APO apomorphine, STN-DBS subthalamic nucleus deep brain stimulation, LCIG levodopa-carbidopa intestinal gel infusion, PD Parkinson’s disease, H&Y Hoehn & Yahr scale, LEDD levodopa equivalent daily dose, MDS-UPDRS Movement Disorder Society Unified Parkinson’s disease rating scale, UDysRS unified dyskinesia rating scale, PDQ 39 39 item Parkinson’s Disease Questionnaire SI, SEADL Schwab and England activities of daily living scale, FOG-Q new freezing of gait questionnaire, NMSS non-motor symptoms scale, BDI Beck depression inventory, HADS hospital anxiety and depression scale, HADS-A hospital anxiety and depression scale anxiety score, HADS-D hospital anxiety and depression scale depression score, QUIP-RS questionnaire for impulsive-compulsive control disorders in Parkinson’s disease, MOCA Montreal cognitive assessment, ELF excluded letter fluency, ACE-III Addenbrooke’s cognitive examination III, CSI caregiver strain index, CBI-R Cambridge behavioural inventory revised, ZCB- Zarit caregiver burden scale.

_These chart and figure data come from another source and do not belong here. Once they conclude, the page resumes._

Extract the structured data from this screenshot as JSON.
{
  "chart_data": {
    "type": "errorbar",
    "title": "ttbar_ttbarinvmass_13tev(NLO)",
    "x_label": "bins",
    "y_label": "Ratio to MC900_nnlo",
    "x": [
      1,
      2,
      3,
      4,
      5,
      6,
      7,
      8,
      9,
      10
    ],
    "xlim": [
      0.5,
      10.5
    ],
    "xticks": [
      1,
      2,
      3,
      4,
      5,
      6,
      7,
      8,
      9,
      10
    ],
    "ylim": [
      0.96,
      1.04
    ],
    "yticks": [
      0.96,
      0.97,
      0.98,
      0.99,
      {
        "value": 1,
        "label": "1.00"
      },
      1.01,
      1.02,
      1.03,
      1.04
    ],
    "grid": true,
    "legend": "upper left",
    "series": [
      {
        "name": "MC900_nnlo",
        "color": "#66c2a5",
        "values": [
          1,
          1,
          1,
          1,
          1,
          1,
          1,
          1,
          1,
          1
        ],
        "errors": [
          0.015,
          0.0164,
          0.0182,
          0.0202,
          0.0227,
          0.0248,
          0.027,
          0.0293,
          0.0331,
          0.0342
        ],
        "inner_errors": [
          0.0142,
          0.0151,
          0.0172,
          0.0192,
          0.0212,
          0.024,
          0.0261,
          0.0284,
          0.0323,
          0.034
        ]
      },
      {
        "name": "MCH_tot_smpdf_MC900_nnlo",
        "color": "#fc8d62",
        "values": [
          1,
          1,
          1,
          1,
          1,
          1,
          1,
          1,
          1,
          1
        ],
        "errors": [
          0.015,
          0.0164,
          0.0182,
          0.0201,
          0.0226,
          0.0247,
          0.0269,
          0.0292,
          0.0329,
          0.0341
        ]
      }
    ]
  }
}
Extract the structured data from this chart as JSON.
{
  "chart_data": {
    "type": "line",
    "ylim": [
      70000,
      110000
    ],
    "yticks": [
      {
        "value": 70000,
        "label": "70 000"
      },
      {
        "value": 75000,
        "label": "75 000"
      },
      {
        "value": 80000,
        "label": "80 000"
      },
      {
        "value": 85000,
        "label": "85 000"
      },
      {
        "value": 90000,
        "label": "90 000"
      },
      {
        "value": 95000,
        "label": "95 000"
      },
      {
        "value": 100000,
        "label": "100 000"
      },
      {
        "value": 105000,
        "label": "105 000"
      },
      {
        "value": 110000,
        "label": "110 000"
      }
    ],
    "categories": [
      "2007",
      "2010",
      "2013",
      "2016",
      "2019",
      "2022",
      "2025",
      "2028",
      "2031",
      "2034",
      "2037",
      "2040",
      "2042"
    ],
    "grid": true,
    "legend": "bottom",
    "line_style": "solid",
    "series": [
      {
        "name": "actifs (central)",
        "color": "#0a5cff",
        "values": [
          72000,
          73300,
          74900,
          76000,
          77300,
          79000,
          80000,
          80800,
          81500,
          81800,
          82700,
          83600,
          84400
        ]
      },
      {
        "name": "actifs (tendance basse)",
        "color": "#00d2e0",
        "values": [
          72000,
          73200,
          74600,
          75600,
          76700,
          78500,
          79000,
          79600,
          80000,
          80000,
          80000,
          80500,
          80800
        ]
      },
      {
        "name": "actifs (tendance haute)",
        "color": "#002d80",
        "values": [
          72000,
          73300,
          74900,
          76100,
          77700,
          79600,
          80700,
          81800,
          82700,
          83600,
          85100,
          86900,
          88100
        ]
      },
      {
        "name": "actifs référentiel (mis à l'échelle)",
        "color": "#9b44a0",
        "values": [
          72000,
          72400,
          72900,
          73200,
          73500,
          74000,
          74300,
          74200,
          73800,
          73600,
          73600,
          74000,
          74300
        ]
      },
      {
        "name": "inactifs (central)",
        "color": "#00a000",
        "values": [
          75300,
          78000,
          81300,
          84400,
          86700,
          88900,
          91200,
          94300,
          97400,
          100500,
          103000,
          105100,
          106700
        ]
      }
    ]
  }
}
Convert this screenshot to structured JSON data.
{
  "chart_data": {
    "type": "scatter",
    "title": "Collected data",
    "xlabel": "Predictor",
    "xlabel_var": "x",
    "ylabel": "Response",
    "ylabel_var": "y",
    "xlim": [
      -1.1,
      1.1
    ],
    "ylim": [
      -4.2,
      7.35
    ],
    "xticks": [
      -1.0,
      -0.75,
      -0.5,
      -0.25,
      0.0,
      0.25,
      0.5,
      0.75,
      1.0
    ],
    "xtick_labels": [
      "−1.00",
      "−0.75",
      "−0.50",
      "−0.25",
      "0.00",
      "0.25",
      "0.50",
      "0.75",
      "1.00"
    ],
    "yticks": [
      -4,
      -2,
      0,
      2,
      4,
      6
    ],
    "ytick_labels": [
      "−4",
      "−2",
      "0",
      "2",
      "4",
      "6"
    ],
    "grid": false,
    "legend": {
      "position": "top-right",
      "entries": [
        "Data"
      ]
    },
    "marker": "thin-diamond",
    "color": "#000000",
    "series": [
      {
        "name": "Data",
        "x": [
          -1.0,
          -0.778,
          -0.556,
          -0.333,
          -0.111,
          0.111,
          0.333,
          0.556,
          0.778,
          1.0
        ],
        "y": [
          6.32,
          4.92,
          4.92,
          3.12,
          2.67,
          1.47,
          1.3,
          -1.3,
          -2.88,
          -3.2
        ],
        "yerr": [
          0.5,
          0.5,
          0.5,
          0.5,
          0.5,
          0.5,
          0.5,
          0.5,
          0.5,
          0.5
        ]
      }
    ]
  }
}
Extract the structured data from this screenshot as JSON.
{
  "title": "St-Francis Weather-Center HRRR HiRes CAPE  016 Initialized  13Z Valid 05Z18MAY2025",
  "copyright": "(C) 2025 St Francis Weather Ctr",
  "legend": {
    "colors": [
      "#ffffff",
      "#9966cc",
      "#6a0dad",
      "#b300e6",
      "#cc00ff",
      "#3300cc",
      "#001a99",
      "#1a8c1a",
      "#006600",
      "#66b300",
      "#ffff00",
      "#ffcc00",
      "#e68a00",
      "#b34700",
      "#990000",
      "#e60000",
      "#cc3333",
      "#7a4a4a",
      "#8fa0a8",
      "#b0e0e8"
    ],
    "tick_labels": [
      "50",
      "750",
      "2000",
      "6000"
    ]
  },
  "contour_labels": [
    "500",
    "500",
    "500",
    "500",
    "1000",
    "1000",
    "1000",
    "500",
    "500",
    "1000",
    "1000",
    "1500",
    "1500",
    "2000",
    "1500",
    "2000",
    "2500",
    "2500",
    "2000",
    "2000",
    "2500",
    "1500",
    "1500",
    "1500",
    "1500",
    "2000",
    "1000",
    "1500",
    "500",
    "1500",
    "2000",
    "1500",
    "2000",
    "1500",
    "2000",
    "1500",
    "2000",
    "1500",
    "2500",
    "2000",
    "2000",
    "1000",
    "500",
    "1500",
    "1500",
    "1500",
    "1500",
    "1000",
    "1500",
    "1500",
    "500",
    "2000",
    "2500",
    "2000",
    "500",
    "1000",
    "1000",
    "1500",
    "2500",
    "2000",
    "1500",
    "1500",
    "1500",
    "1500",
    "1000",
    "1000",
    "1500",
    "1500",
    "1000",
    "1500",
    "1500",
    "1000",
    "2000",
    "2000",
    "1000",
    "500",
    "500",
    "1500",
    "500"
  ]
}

*Statistically significant when compared to APO and STN-DBS; ** Statistically significant when compared to LCIG; *** Statistically significant when compared to APO and LCIG and statistically significant when compared to STN-DBS.
&Symbol represent the group that had different baseline characteristics from the other two groups after Kruskal–Wallis analysis.